Le gustaba el invierno. Siempre había dicho a todo el que quisiera saberlo que era su estación favorita. El cuerpo frío por fuera, reverberando por dentro, siempre igual, constante, hasta hoy. El frío era todo, el aire, su piel, sus ojos, su no-llanto y sus ganas de ser. Un inverno constante. “El frío puede matar también”, ¿por qué le dijo eso?, ¿por qué le importaba? Maldita, esa mujer estaba maldita y no lo dejaba, incluso en su invierno aparecía, como escarcha intermitente que se posa sobre la ropa y humedece los huesos.
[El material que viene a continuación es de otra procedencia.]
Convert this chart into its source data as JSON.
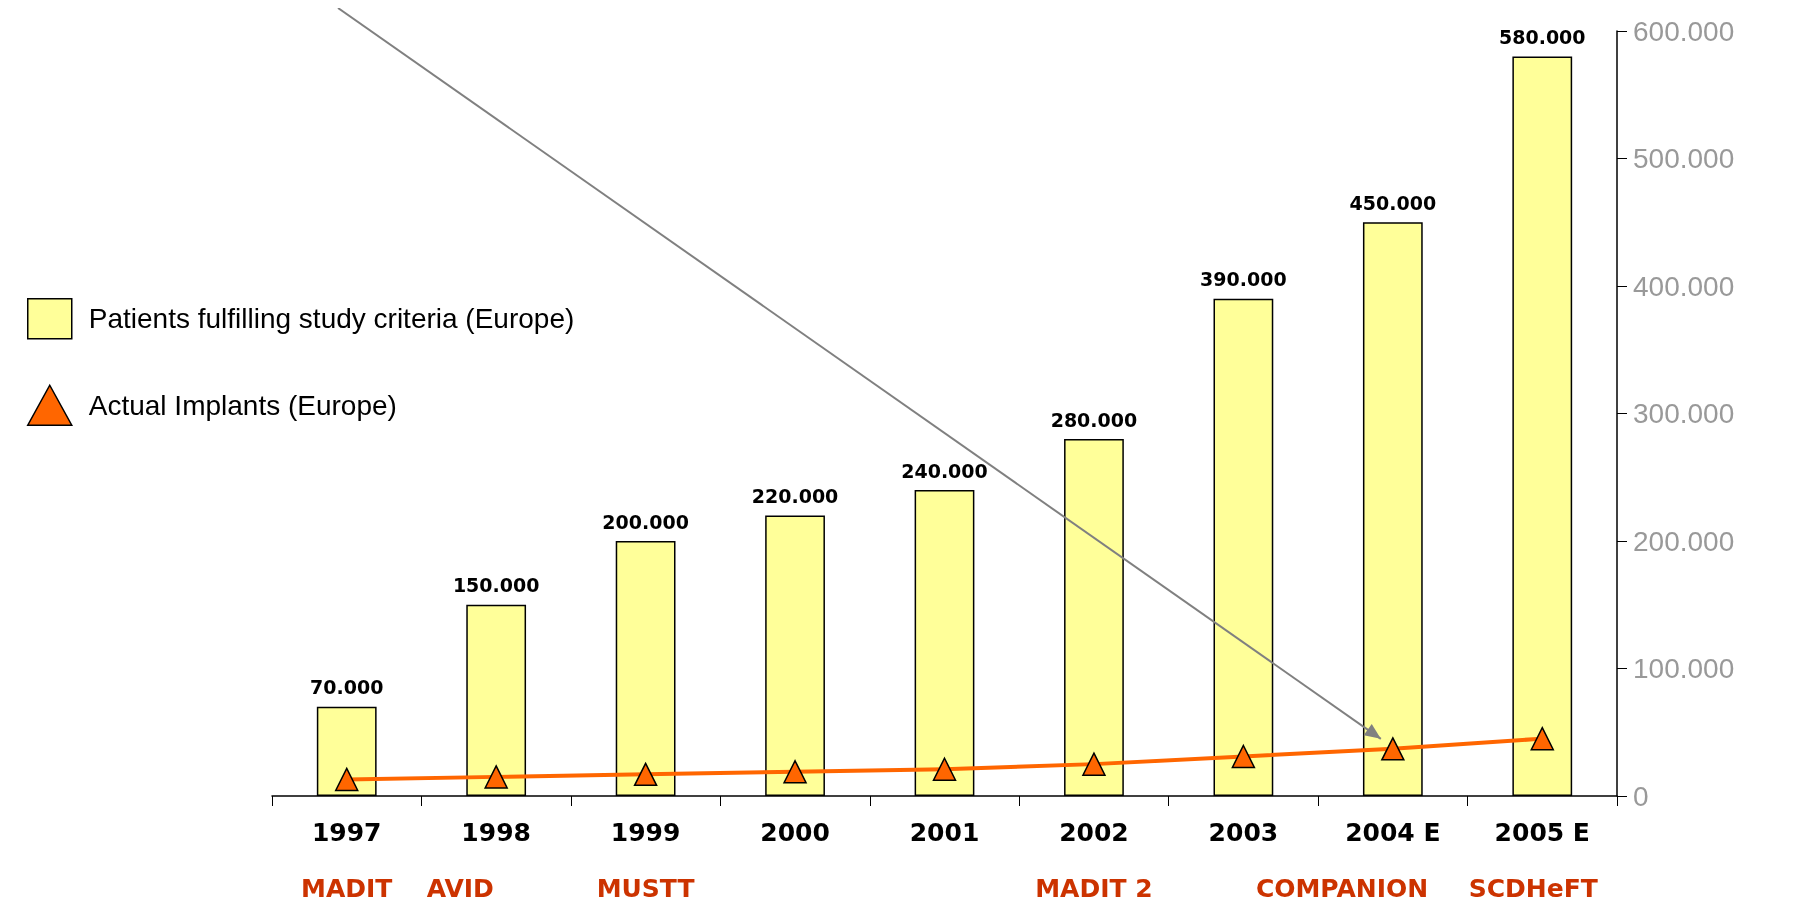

Era diferente su frío, sabía a río y monte, él era de río pero con la marca de la ciudad, recordaba haberle dicho que nunca había nada realmente en su río y ella se había reído y lo había llamado inocente, creerse de agua y jugar con fuego, algo así le había dicho. No lo recordaba, sus palabras le huían o mejor dicho, a sus palabras las sepultaba tan hondo como podía, ella no debía entrar en él. No. No. No otra vez.
¿Por qué lo buscaba aún? Tantos porque que le despertaba, ¿por qué? Ella no era nadie, nadie para él, otra más que había sido una tibia brasa en su cama -¿tibia?-, pero no lo aceptaba, insistía en verlo, hablarle e incluso,… abrazarlo. Era un maldito enigma que no quería cerca pero no se iba. Era la maldita hoja de otoño que no deja al árbol, no se muere y queda pendiendo de un hilo de vida. El era ese árbol, ella la hoja y su historia una histeria que no pasaba.
Hacía más frío, ¿en el aire?, no, en su cuerpo. La nada le susurraba que debía despedirse, de nadie en realidad, era una forma de reírse de él, pero tan iluso era que no lo sabía. Pensó largo y tendido, podría despedirse sin que nadie se diera cuenta de lo que hacía. Solamente debía evitar verla o que ella leyera sus ojos, entonces escaparía de una vez y se dormiría entre la nieve para siempre.
Sí, casi sonrió, como si esa idea fuera suya y no de la abulia misma. No podía decirse que el tiempo hubiera pasado, si lo había hecho en línea recta o circularmente no era su problema, sólo ella habla de eso, ¿por qué? “El tiempo no existe”, “abriste una puerta, quisiste cerrarla y me colé por la ventana”, “no voy a dejar que me digas que no”. ¿Cuántas cosas le había dicho ese día? No importaba, no se iba y de alguna forma…
Podía pensarlo un poco más, apenas era otoño en la vida real. Lo haría pronto, de eso estaba seguro –sus ojos brillaron enfermizos, la pulsión de muerte ganaba paso-, la decisión estaba tomada.
Ella ya lo sabía. Lo había leído como a un libro y por eso,… no iba a dejarlo ya nunca más. Eros y civilización, una lucha constante en la que se había embarcado. Por él, por él, por él. No. Por todos. Los leería a todos, él, simplemente era la primer página de un gran libro. Una historia sin fin: la humanidad.